Banyak difabel tidak ingin hidup dari belas kasihan. Mereka ingin diperlakukan sama. Sudah saatnya pemerintah daerah paham dengan keinginan itu. Difabel tidak ingin dikasihani, tapi hidup mandiri.
Oleh
IQBAL BASYARI
·3 menit baca
Banyak difabel tidak ingin hidup dari belas kasihan. Mereka ingin diperlakukan sama. Sudah saatnya pemerintah daerah paham dengan keinginan itu. Difabel tidak ingin dikasihani, tapi hidup mandiri.
Jemari Suhaimin (35) tekun memijat tubuh pasiennya. Sesekali, dia memberi tekanan lebih keras di bagian tubuh yang diminta pasien. Sekitar 30 menit kemudian, pasien itu memberi selembar uang pecahan Rp 100.000 sebagai imbal jasa pijat refleksi dengan menaruhnya di tangan Suhaimin.
Akan tetapi, pasien yang enggan disebutkan namanya itu tidak meminta kembalian. Setelah mengucapkan terima kasih, uang itu lalu disimpan Suhaimin di tas kecil yang selalu dibawanya memijat.
Sejak setahun lalu, Suhaimin sudah menjalani hari-harinya sebagai pemijat di Rumah Pijat Tunanetra di Mal Pelayanan Publik Siola. Suhaimin praktik di tempat yang didirikan Pemerintah Kota Surabaya itu sejak April 2018. Dia juga masih membuka praktik pijat panggilan, umumnya bagi pekerja di kapal.
Di Rumah Pijat Tunanetra, ada 10 tukang pijat yang membuka praktik di tempat itu secara bergantian. Dalam sehari, ada tiga tukang pijat laki-laki dan dua tukang pijat perempuan. Biaya awalnya Rp 25.000 untuk layanan selama 30 menit.

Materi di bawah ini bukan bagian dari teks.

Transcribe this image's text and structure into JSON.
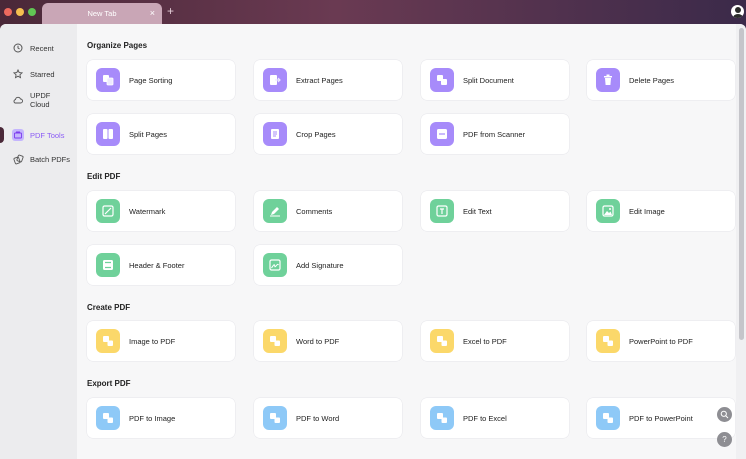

Dia mengatakan, di Rumah Pijat Tunanetra, penghasilannya bertambah. Dalam sehari, biasanya ada empat orang menggunakan jasa pijatnya. Mereka mayoritas pegawai Pemkot Surabaya dan warga yang mengurus dokumen administrasi kependudukan di Mal Pelayanan Publik Siola.
Tukang pijat lainnya, Wiwik Hariyati (58), di Rumah Pijat Tunanetra, mendapat manfaat ganda. Selain penghasilan tambahan, dia mendapat sertifikat keahlian pijat dari Dinas Sosial Kota Surabaya. Hal ini bisa menambah daya tawar dan percaya dirinya saat berhadapan dengan pengguna jasa.

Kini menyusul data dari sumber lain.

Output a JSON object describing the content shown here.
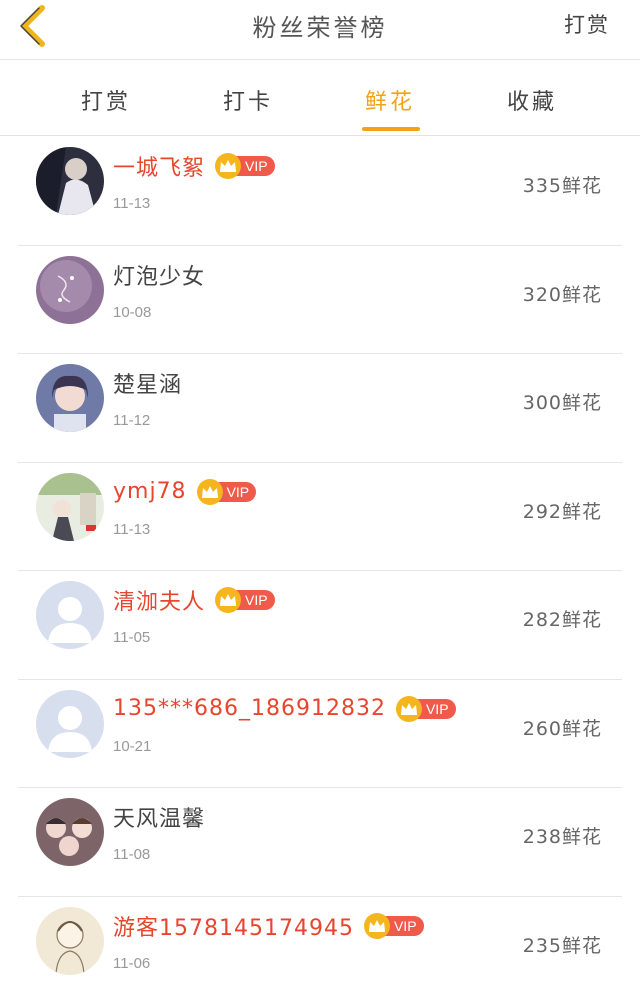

Wali Kota Surabaya Tri Rismaharini mengatakan, alasan Mal Pelayanan Publik Siola menjadi lokasi Rumah Pijat Tunanetra karena lokasi itu jadi kantor sejumlah organisasi pemerintahan daerah, Museum Surabaya, serta tempat mengurus ratusan dokumen administrasi dan perizinan. Setiap hari, tak kurang dari 1.000 orang ada di Siola.
”Warga yang lelah seusai mengurus dokumen bisa mampir untuk pijat. Dijamin pijatannya enak karena sudah tersertifikasi sebagai pemijat profesional,” ujarnya.
Risma menuturkan, pembukaan Rumah Pijat Tunanetra ini menjadi salah satu upaya untuk memberikan akses pekerjaan yang layak kepada difabel netra. Harapannya, difabel netra bisa memenuhi kebutuhannya secara mandiri.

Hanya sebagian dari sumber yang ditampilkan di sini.